Written by: Matt de La Peña
Illustrated by: Loren Long
G.P. Putnam’s Sons, 2018, fiction
For Ages: 4 and up
Themes/Topics: love, family, emotions, connection
In the beginning there is light
and two wide-eyed figures standing
near the foot of your bed,
and the sound of their voices is love.
Summary (from the publisher): “In this heartfelt celebration of love, Newbery Medal-winning author Matt de la Peña and bestselling illustrator Loren Long depict the many ways we experience this universal bond, which carries us from the day we are born throughout the years of our childhood and beyond. With a lyrical text that’s soothing and inspiring, this tender tale is a needed comfort and a new classic that will resonate with readers of every age.”
Why I LOVE This Book: The lyrical language carries us beautifully from one instance of “love” to the next.

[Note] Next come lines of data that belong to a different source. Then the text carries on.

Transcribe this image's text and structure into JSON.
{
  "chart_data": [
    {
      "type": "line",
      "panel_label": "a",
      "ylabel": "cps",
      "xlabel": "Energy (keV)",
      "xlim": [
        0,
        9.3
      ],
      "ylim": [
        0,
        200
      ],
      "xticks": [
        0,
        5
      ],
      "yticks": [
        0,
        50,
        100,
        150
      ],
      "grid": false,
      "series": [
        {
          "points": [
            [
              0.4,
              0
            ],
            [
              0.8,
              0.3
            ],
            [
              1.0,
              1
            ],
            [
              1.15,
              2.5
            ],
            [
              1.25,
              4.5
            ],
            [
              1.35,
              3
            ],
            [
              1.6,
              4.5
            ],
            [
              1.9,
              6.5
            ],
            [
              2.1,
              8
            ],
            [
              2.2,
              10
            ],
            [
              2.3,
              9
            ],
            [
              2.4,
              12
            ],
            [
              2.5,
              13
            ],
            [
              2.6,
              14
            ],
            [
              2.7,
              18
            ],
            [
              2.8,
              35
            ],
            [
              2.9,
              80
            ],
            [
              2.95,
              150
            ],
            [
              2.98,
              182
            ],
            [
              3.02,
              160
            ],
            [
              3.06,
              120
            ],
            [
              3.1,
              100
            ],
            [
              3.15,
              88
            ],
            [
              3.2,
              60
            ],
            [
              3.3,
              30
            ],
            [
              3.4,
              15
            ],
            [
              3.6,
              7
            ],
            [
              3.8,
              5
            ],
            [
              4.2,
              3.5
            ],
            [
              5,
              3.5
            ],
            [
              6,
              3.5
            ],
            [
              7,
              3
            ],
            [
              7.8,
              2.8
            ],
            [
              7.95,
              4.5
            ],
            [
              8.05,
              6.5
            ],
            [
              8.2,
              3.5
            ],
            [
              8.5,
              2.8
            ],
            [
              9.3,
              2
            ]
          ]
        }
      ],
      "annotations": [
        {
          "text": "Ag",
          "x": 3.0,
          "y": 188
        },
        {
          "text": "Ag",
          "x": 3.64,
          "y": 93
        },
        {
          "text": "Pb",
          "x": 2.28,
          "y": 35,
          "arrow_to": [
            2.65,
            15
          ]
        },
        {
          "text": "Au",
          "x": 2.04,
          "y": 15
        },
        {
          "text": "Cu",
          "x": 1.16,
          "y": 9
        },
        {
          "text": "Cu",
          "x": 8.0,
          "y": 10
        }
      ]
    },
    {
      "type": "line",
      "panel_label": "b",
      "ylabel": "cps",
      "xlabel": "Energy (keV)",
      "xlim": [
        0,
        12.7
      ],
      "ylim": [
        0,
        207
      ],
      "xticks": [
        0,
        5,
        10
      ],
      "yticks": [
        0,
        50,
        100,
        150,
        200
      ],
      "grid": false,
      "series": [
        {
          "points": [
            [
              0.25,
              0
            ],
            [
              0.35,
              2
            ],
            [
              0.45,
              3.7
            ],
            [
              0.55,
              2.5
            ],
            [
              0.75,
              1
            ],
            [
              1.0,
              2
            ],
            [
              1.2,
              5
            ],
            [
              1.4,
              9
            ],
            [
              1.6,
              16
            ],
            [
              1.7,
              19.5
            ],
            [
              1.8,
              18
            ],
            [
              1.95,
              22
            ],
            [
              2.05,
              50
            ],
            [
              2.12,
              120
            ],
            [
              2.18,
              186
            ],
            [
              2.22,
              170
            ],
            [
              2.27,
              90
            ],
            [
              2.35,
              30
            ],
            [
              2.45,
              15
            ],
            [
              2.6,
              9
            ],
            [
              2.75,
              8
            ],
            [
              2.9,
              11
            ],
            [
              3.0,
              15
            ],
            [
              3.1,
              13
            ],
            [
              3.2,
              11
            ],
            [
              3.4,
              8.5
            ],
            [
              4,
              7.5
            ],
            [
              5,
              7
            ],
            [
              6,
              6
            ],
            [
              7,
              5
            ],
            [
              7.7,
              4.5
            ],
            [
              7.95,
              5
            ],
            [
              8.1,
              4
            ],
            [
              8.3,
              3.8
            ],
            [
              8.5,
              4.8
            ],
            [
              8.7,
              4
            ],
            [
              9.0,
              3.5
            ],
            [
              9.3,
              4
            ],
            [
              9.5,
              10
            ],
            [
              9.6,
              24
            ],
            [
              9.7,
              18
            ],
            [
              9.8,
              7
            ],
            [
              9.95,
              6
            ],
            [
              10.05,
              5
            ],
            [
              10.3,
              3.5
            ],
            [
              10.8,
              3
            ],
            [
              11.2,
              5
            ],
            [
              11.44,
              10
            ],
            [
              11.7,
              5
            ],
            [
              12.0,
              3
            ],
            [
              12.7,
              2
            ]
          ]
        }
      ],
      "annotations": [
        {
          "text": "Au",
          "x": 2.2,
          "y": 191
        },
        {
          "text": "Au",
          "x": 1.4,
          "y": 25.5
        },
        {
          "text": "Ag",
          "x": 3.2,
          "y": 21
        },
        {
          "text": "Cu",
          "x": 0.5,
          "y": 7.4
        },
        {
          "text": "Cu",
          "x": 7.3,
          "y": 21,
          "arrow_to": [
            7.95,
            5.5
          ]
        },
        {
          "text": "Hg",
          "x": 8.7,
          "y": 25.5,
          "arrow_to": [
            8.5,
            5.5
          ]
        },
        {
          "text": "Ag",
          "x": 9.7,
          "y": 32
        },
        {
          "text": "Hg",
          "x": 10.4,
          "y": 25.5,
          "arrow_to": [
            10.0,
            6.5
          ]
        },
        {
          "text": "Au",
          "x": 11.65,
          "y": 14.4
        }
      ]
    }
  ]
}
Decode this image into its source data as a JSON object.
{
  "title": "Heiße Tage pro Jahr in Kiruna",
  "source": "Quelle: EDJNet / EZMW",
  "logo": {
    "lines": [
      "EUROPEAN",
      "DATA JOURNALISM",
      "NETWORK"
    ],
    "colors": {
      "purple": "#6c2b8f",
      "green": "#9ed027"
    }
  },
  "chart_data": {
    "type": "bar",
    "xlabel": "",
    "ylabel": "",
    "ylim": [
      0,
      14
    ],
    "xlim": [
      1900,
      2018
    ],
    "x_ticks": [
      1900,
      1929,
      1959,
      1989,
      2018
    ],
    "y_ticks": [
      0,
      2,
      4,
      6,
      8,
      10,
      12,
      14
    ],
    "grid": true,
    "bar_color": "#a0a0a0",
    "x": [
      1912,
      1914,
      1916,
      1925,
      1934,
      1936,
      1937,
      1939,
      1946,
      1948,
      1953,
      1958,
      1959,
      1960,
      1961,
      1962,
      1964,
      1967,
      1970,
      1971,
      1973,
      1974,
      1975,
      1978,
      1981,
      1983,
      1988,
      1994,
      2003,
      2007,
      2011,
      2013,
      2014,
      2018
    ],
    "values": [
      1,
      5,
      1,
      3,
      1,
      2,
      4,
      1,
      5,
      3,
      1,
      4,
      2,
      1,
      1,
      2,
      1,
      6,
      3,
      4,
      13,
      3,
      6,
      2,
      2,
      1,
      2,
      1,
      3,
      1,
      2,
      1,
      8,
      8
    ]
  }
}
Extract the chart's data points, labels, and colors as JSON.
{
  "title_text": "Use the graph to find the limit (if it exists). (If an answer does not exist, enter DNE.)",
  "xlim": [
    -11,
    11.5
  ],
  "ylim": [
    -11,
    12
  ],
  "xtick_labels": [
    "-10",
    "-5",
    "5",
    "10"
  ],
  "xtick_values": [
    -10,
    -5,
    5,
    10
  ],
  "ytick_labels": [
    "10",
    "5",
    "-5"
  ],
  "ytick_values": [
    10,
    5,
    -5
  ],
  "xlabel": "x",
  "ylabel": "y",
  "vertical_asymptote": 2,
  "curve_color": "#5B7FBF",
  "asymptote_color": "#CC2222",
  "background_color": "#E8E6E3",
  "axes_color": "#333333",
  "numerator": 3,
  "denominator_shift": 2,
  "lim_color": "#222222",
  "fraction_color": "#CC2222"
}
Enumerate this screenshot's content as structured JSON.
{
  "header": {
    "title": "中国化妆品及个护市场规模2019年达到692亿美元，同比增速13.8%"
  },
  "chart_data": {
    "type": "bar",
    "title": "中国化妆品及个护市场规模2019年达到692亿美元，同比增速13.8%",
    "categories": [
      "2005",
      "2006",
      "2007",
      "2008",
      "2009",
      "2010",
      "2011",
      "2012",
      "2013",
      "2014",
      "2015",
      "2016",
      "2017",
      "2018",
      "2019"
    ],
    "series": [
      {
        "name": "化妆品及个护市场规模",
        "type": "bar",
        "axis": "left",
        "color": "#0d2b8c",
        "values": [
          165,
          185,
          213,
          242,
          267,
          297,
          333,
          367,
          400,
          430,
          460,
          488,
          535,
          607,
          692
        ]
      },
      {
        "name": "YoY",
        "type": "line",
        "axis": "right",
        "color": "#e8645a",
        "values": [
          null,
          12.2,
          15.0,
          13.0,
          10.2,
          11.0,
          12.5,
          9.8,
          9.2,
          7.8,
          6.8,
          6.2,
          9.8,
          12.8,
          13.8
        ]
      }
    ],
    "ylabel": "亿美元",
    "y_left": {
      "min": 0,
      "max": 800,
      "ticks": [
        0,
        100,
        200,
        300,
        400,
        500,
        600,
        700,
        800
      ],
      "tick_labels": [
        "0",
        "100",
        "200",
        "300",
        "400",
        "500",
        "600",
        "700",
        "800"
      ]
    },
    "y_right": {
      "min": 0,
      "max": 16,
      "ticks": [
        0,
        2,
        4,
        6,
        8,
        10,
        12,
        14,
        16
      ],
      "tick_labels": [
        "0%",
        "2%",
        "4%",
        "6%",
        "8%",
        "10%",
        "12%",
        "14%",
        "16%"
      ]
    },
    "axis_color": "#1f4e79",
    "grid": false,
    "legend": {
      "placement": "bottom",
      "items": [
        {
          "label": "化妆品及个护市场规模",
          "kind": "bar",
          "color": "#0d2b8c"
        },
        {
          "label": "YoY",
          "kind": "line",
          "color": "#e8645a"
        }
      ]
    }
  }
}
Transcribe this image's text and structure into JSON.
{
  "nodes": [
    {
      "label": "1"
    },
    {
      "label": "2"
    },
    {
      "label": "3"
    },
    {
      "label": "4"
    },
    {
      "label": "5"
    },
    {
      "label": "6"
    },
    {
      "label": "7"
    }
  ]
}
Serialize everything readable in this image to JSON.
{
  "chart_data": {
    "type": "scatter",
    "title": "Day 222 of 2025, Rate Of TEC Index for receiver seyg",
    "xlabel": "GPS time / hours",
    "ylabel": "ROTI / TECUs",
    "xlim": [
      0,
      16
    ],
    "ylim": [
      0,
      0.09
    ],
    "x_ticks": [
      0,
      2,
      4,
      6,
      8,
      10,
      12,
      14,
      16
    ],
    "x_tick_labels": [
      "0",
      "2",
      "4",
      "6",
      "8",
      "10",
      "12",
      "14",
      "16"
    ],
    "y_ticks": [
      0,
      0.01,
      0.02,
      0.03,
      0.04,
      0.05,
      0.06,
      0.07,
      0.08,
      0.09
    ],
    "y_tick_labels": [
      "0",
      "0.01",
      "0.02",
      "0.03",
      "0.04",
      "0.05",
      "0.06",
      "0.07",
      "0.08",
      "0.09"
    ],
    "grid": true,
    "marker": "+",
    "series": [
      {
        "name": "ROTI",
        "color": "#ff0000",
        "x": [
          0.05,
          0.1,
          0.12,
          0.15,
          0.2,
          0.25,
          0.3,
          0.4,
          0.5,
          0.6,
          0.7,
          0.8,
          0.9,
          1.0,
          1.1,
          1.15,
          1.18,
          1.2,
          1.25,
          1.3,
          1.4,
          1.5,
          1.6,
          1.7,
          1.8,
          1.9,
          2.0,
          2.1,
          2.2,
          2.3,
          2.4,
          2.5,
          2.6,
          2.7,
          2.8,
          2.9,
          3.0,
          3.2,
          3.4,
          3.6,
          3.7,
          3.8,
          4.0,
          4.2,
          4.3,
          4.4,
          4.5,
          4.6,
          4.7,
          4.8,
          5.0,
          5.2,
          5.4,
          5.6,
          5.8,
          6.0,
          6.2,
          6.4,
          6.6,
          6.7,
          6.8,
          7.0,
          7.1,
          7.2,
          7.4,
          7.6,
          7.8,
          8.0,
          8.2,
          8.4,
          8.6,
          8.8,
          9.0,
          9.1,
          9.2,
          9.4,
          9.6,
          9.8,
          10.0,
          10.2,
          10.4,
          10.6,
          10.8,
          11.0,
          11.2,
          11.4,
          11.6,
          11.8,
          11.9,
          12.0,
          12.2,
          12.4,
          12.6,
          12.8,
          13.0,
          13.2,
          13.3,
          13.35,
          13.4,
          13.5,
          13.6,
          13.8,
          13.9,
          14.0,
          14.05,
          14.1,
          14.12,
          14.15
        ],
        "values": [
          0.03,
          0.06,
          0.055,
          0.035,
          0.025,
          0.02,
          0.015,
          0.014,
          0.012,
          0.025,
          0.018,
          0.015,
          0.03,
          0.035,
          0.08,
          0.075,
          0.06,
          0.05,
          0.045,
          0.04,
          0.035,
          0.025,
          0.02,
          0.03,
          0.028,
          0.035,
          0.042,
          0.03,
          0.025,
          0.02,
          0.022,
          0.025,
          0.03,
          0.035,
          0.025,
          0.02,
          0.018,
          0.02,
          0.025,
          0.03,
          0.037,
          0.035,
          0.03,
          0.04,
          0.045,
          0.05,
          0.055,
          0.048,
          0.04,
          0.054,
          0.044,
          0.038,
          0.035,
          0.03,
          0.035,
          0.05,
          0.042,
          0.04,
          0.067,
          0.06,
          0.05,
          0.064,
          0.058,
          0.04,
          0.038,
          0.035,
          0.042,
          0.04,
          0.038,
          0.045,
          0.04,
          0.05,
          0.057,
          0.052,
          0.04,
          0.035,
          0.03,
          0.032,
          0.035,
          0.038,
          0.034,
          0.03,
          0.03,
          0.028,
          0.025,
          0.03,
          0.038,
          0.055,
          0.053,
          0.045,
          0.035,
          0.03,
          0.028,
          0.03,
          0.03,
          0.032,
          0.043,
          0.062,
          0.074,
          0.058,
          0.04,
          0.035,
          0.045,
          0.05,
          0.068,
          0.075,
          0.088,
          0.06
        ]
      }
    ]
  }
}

We find love in expected and unexpected places. The book doesn’t shy away from the fact that life can be challenging and painful at times. Love helps, but it can’t fix everything.
A “quiet old lady” tells the “you” of the story, “Stars shine long after they’ve flamed out…and the shine they shine with is love.” In the next spread we read, “But it’s not only stars that flame out, you discover. It’s summers, too. And friendships. And people.” The illustration depicts a child and dog cowering under a piano as the child’s parents argue. This spread has been the topic of some hot debate in the kidlit community. I like what Loren Long has said about this spread: “And what I’m illustrating here is a domestic dispute. And if you’re reading this book with a child from a wonderfully stable home, great. But that’s a way of sharing empathy with that experience. And if you are that child under the piano, you exist in this book.” (https://www.npr.org/2018/01/15/578172727/new-picture-book-illustrates-how-love-is-always-around)
The book also calls out instances of love that might be “overlooked,” like a “love that wakes at dawn and rides to work on the bus.” I love that a child might read this book and realize that something she sees a parent do every day, something she takes for granted, might in fact be a manifestation of love.